A group of nurses gathered at the Texas Capitol on Thursday (May 12) to bring attention to job safety and nurse-to-patient ratios, Austin ABC affiliate KVUE reported.

Among the demonstrators is Amanda Rose, who recounted to KVUE the trials and tribulations she and other nurses experience at work. 

"I've been assaulted by patients hitting me, smacking me, I've been scratched, had blood drawn," Rose said, per the station. "I've seen patients punch nurses, nurses get tackled by patients. We spend a lot of time getting taught how to protect ourselves."

According to KVUE, the Texas Nurses Association is demanding the state implement violence prevention training programs in hospitals.

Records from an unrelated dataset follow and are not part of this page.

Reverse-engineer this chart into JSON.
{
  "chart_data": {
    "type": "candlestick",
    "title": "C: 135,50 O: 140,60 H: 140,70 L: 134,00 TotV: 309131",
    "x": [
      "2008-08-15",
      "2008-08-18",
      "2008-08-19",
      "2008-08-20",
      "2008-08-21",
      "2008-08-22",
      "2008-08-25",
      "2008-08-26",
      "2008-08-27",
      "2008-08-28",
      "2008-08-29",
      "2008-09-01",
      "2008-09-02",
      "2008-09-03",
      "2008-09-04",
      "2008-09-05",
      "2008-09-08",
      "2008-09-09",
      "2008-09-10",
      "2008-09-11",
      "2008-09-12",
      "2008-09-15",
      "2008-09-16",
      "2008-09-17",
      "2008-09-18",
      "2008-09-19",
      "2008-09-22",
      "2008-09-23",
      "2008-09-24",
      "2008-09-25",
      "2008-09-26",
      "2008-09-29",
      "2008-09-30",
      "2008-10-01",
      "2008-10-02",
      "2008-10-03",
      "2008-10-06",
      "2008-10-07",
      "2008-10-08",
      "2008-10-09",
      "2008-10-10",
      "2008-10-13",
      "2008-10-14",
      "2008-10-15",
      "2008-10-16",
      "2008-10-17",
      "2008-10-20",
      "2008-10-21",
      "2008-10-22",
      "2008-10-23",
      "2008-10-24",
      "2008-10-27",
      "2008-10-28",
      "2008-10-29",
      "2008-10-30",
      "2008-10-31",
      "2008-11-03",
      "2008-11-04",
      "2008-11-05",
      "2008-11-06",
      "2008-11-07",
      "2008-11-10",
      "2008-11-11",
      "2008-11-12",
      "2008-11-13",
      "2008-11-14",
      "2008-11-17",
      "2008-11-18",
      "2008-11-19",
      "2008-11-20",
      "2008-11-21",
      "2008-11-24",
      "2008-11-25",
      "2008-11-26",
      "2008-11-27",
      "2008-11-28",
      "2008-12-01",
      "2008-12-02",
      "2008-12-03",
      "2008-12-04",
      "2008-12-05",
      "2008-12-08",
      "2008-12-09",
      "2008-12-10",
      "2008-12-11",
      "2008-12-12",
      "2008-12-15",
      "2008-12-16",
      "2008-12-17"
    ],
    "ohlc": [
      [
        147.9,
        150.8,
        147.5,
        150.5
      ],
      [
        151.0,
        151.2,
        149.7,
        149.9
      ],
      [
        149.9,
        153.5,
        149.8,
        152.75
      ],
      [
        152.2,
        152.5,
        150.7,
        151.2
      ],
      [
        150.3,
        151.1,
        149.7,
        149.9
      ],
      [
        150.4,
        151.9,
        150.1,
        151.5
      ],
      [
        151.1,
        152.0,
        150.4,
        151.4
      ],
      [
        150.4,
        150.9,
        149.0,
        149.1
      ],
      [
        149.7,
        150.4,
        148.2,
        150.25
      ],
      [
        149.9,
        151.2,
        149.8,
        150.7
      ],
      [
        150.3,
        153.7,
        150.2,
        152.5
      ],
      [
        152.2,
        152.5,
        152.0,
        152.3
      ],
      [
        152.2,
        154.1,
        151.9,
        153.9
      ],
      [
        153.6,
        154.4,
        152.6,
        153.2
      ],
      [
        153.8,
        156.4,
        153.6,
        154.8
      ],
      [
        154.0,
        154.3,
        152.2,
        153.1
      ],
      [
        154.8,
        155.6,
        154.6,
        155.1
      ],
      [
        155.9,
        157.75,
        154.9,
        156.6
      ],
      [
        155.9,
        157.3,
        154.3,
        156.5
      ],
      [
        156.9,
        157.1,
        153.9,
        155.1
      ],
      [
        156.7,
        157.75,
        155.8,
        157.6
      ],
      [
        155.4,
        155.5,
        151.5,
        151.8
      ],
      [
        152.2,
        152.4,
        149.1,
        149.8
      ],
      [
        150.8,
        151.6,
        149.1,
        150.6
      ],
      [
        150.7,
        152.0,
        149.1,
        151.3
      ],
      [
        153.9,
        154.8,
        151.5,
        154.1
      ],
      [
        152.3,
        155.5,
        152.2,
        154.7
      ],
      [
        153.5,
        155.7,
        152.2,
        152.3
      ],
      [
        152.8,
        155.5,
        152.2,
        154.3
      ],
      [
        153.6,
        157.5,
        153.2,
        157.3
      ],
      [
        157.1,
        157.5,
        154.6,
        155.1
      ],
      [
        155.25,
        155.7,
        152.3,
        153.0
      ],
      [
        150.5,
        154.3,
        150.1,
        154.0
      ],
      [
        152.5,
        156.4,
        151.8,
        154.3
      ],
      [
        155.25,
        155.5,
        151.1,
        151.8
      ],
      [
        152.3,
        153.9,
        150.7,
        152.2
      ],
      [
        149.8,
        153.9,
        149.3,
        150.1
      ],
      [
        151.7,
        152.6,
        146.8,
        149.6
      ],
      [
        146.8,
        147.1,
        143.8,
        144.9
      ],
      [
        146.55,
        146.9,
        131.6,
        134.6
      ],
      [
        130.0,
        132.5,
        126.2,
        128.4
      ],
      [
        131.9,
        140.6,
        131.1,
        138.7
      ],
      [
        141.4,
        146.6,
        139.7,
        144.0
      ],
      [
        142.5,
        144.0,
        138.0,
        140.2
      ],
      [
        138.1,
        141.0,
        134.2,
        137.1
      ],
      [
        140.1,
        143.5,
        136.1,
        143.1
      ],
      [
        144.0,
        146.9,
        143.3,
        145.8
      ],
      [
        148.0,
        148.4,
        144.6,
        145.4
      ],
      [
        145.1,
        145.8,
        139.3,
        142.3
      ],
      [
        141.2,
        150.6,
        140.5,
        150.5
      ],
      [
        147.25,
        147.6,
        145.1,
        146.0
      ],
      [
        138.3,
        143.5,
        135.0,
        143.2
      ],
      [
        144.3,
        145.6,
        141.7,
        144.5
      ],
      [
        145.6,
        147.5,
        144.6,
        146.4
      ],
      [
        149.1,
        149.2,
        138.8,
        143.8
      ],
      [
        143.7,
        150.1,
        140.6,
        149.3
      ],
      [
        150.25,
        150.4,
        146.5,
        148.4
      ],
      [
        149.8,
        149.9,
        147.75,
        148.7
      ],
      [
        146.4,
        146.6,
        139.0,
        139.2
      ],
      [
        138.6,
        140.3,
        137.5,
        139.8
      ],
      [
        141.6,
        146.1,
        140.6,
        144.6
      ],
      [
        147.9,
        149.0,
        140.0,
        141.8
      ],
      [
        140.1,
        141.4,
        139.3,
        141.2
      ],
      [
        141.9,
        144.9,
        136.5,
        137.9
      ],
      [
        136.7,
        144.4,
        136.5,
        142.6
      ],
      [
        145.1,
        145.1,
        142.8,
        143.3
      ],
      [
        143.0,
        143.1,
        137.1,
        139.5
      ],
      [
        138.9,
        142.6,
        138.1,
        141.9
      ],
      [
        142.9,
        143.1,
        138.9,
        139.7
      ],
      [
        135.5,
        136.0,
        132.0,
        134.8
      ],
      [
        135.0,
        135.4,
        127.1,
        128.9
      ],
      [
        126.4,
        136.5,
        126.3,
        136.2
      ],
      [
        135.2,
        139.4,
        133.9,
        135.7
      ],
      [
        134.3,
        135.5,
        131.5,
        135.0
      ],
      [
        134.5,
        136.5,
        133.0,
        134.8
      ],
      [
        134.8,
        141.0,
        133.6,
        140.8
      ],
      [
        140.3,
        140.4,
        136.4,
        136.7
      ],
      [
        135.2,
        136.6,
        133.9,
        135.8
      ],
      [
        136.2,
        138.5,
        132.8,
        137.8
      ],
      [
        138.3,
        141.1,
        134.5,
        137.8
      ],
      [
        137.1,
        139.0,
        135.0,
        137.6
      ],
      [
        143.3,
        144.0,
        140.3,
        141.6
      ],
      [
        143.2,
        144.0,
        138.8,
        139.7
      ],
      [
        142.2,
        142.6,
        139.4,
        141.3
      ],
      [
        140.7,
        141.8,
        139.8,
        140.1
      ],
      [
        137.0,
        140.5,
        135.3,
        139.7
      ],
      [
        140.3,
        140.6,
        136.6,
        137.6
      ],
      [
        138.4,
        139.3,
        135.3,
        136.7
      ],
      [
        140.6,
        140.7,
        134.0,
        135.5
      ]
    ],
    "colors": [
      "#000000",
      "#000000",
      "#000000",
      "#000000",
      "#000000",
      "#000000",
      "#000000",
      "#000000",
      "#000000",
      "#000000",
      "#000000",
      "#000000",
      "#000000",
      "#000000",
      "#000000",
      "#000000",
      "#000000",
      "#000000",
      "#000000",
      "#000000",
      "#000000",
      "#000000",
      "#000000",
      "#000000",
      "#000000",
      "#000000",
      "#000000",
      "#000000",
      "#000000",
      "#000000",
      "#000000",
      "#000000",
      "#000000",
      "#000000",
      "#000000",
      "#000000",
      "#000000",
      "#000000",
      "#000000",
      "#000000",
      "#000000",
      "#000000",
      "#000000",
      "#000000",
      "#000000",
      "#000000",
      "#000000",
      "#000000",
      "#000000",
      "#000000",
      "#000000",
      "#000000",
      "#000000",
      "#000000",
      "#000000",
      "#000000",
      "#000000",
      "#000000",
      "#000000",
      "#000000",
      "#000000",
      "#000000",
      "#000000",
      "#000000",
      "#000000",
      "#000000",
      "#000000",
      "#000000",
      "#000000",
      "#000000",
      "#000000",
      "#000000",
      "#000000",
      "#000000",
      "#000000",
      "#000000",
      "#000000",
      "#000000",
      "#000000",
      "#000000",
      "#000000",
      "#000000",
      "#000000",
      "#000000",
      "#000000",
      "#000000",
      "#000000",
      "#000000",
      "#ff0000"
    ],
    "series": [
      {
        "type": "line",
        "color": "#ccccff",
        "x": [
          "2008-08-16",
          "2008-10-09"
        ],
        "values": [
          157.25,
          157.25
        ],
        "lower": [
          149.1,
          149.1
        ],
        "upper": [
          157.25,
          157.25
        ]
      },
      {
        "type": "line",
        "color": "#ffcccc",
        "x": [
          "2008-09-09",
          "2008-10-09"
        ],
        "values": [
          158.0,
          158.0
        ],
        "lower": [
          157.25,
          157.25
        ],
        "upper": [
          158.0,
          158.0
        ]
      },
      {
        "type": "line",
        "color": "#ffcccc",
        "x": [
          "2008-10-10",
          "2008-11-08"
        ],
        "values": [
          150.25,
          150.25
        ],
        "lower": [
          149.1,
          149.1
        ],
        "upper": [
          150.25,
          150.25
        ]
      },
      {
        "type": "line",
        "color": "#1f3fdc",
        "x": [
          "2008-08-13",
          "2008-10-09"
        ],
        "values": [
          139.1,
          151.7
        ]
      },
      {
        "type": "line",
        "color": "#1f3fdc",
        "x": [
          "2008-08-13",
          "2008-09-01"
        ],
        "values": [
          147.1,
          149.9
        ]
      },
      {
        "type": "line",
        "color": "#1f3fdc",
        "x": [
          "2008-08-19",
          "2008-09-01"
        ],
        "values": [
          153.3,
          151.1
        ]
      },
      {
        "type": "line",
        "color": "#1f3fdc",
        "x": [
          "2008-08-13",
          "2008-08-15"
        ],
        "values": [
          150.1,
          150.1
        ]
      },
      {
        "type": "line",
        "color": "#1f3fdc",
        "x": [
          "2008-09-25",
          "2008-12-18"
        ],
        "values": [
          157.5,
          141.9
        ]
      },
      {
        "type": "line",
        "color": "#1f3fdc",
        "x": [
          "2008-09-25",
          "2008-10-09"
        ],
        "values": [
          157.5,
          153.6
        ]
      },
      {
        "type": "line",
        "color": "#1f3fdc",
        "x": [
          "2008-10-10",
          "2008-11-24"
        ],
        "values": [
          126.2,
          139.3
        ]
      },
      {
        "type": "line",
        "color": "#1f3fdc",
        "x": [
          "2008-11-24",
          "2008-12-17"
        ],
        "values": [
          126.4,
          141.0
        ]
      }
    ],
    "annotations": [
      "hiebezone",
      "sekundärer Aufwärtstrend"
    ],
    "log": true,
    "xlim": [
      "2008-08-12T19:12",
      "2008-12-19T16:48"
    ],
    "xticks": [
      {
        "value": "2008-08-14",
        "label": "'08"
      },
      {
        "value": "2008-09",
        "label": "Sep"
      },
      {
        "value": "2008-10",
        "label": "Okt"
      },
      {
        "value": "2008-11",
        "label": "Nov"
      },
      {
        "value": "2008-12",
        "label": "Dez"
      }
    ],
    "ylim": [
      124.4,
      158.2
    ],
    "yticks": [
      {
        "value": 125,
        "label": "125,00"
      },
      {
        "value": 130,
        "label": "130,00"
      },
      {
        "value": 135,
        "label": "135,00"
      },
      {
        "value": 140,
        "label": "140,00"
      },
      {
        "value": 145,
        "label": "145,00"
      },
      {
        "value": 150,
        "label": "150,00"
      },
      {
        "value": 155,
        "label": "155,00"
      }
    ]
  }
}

The nurses also clamored for a decrease in the patient-to-nurse ratio.

"Studies have shown that for every patient a nurse has to take, it increases another patient's mortality by 7%,” Rose, an emergency department nurse, told the station.

Nurse Suzanne Roddel asserted that nurses are underpaid despite the unenviable conditions they face.

KVUE reported that Roddel herself had a patient twist her arm.

“They talk about capping travel nurse company payments when really these CEOs are making millions of dollars every year,” she said, according to the station.

A first-year nurse in Texas makes an average starting salary of about $38 an hour, per the employment website Indeed, KVUE reported.

The protesters told Austin NBC affiliate KXAN that there's rarely any improvement to the nurse-to-patient ratio in Austin and surrounding areas.

They rallied at the Capitol as the U.S.'s COVID-19 death toll is near the 1,000,000th mark.

“As nurses, we are here to take care of people,” Rose said, per KXAN. “And when we are being forced to take more patients than what is safe, the patients suffer, patient mortality goes up, and the nurses, themselves, get burnt out.”